Her collaboration with Boris Charmatz's Museum of Dance has influenced her perspective on what she terms "recycling", a key element in her work. She explores how gestures from the collective memory of world wild dance are appropriated and transformed. She is preparing a dance lecture on this subject planned for 2025.

During the pandemic, she created Swan Lake a solo piece entirely crafted in her room by watching excerpts of many different version of Swan Lake on YouTube. Since 2022, Swan Lake has enjoyed rapid success and initiated an international tour. The piece originates from a childhood memory: in the ex-Soviet bloc countries, whenever a leader died, programs were interrupted to broadcast Swan Lake. Today, Olga explains that she dances Swan Lake while awaiting news of the fall of the Russian government of Vladimir Putin.

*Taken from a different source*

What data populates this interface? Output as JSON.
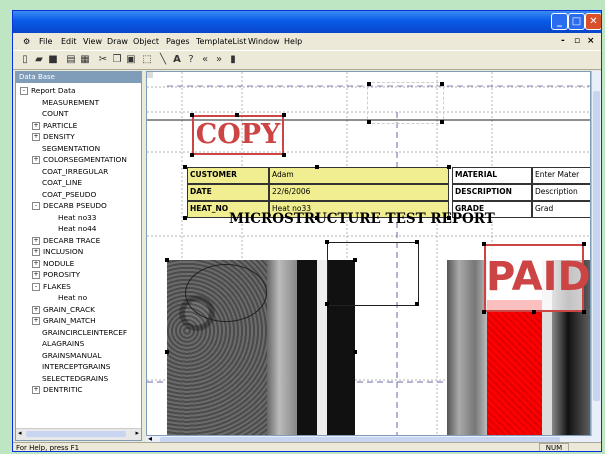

This reversed logic, humorously referred to as "magical thinking," is another driving force in her choreographic research. Infused with audacious vitality, Olga Dukhovnaya's dance confronts forgotten or mutilated narratives with the challenges of history. She also holds the conviction that if a culture disappears, it falls upon artists to reinvent it.

Olga Dukhovnaya has been awarded the DanceWeb Sponsorship (Austria); from the Aerowaves platform (Dublin), and won the Danse Élargie competition (Paris). Since 2023, she is an associated artist at the Théâtre Louis Aragon in Tremblay-en-France. Passionate about transmission, she also teaches at the University of Rennes. All her projects are produced by the production structure C.A.M.P.